« Pour écrire un seul vers, il faut avoir vu beaucoup de villes, d’hommes et de choses.
Il faut connaître les animaux, il faut sentir comment volent les oiseaux et savoir quel mouvement font les petites fleurs en s’ouvrant le matin.
Il faut pouvoir repenser à des chemins dans des régions inconnues, à des rencontres inattendues, à des jours d’enfance dont le mystère ne s’est pas encore éclairci.
Repenser à des jours passés dans des chambres calmes et contenues, à des matins au bord de la mer, à la mer elle-même, à des mers, à des nuits de voyage qui frémissaient très haut et volaient avec les étoiles…

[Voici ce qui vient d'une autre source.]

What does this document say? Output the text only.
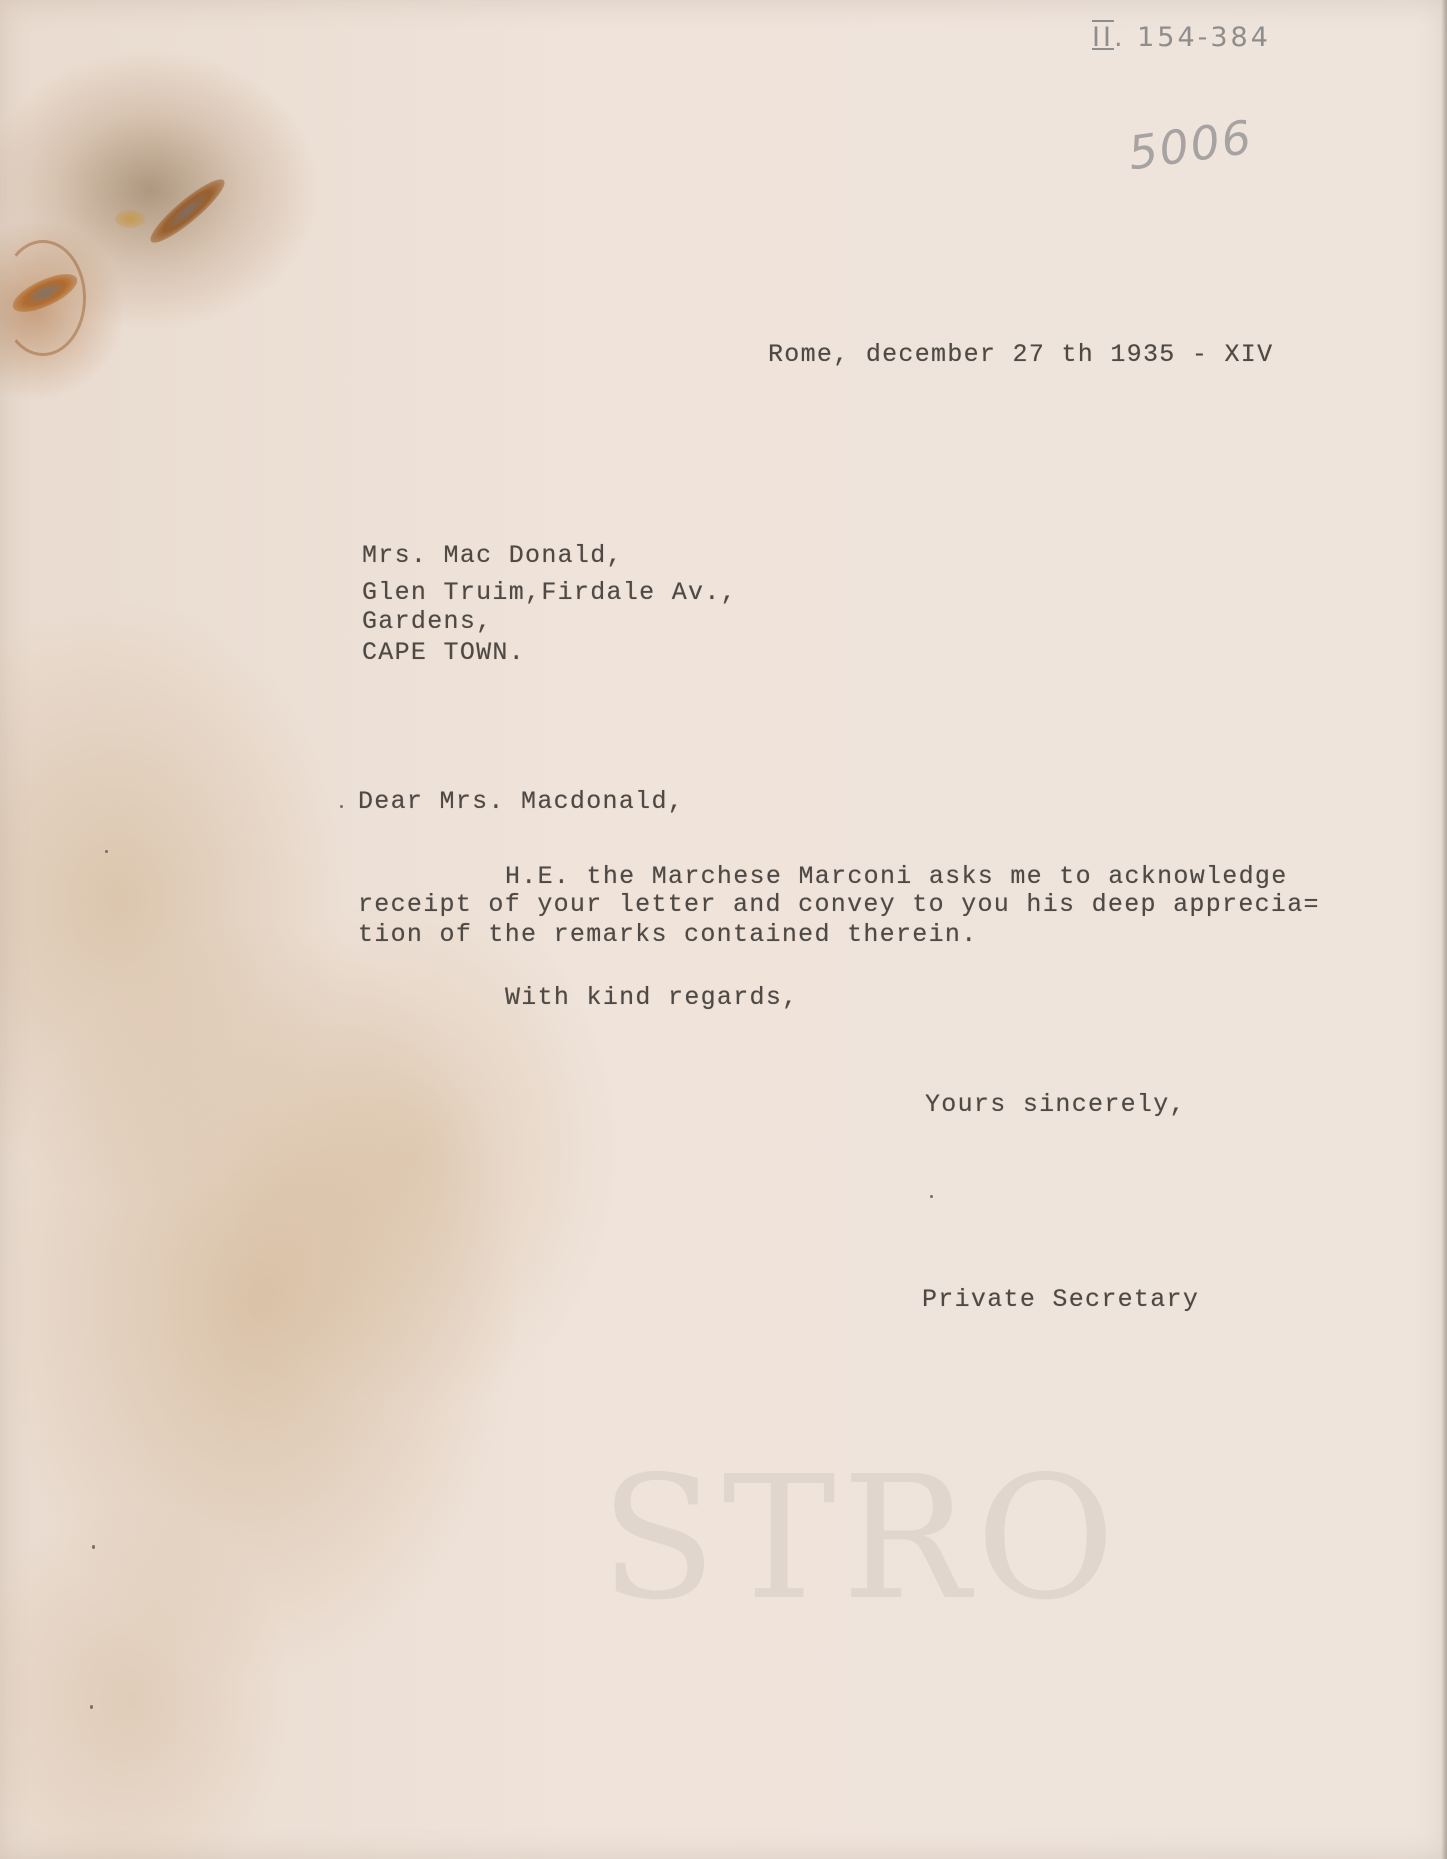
STRO
II. 154-384
5006
Rome, december 27 th 1935 - XIV
Mrs. Mac Donald,
Glen Truim,Firdale Av.,
Gardens,
CAPE TOWN.
Dear Mrs. Macdonald,
H.E. the Marchese Marconi asks me to acknowledge
receipt of your letter and convey to you his deep apprecia=
tion of the remarks contained therein.
With kind regards,
Yours sincerely,
Private Secretary
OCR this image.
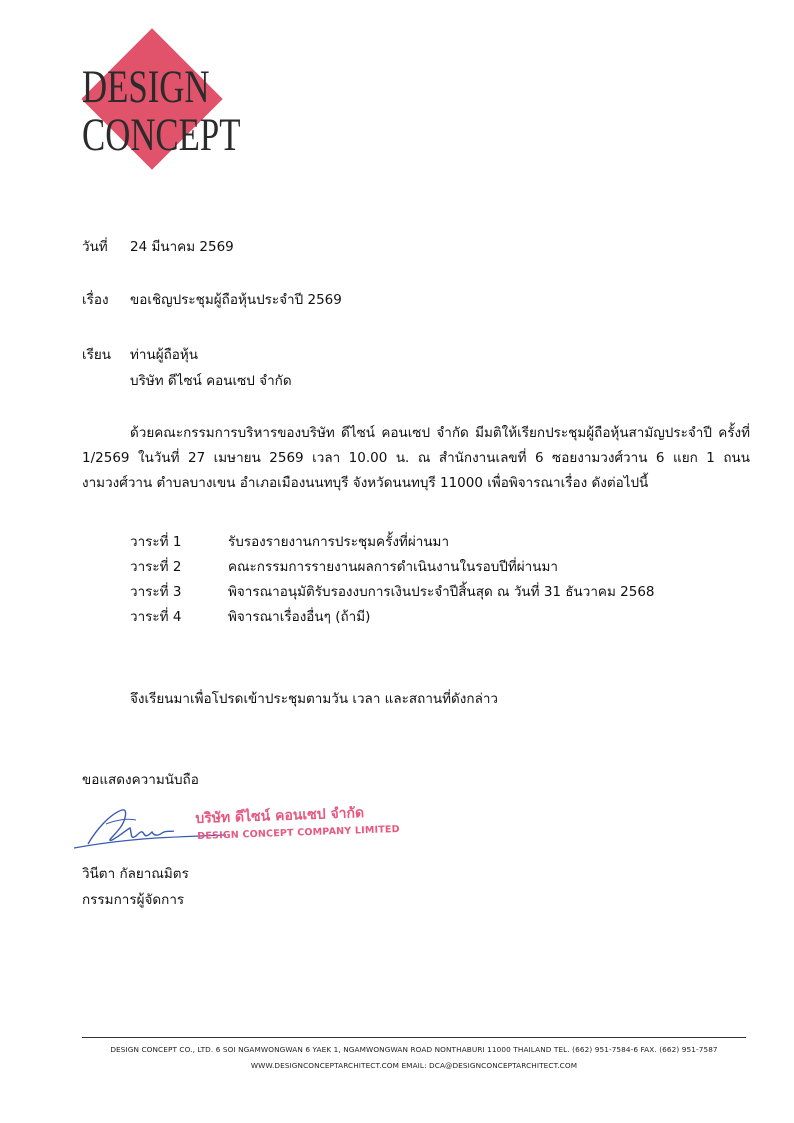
DESIGN
CONCEPT
วันที่ 24 มีนาคม 2569
เรื่อง ขอเชิญประชุมผู้ถือหุ้นประจำปี 2569
เรียน ท่านผู้ถือหุ้น
บริษัท ดีไซน์ คอนเซป จำกัด
ด้วยคณะกรรมการบริหารของบริษัท ดีไซน์ คอนเซป จำกัด มีมติให้เรียกประชุมผู้ถือหุ้นสามัญประจำปี ครั้งที่ 1/2569 ในวันที่ 27 เมษายน 2569 เวลา 10.00 น. ณ สำนักงานเลขที่ 6 ซอยงามวงศ์วาน 6 แยก 1 ถนนงามวงศ์วาน ตำบลบางเขน อำเภอเมืองนนทบุรี จังหวัดนนทบุรี 11000 เพื่อพิจารณาเรื่อง ดังต่อไปนี้
วาระที่ 1	รับรองรายงานการประชุมครั้งที่ผ่านมา
วาระที่ 2	คณะกรรมการรายงานผลการดำเนินงานในรอบปีที่ผ่านมา
วาระที่ 3	พิจารณาอนุมัติรับรองงบการเงินประจำปีสิ้นสุด ณ วันที่ 31 ธันวาคม 2568
วาระที่ 4	พิจารณาเรื่องอื่นๆ (ถ้ามี)
จึงเรียนมาเพื่อโปรดเข้าประชุมตามวัน เวลา และสถานที่ดังกล่าว
ขอแสดงความนับถือ
บริษัท ดีไซน์ คอนเซป จำกัด
DESIGN CONCEPT COMPANY LIMITED
วินีตา กัลยาณมิตร
กรรมการผู้จัดการ
DESIGN CONCEPT CO., LTD. 6 SOI NGAMWONGWAN 6 YAEK 1, NGAMWONGWAN ROAD NONTHABURI 11000 THAILAND TEL. (662) 951-7584-6 FAX. (662) 951-7587
WWW.DESIGNCONCEPTARCHITECT.COM EMAIL: DCA@DESIGNCONCEPTARCHITECT.COM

Et il ne suffit pas de savoir penser à tout cela, il faut avoir des souvenirs de beaucoup de nuits d’amour dont aucune ne ressemblait à l’autre.
Il faut aussi avoir été auprès de mourants, être resté assis auprès de morts, dans la chambre, avec la fenêtre ouverte et les bruits qui venaient par à-coups…
Et il ne suffit même pas d’avoir des souvenirs, il faut savoir les oublier quand ils sont nombreux.
Et il faut avoir la grande patience qu’ils reviennent car ce n’est que quand ils deviennent en nous sang, regard, geste, lorsqu’ils ne se distinguent plus de nous, ce n’est qu’alors qu’il peut arriver qu’en une heure très rare, du milieu d’eux, se lève le premier mot d’un vers ».
Rainer Maria Rilke – Lettres à un jeune poète.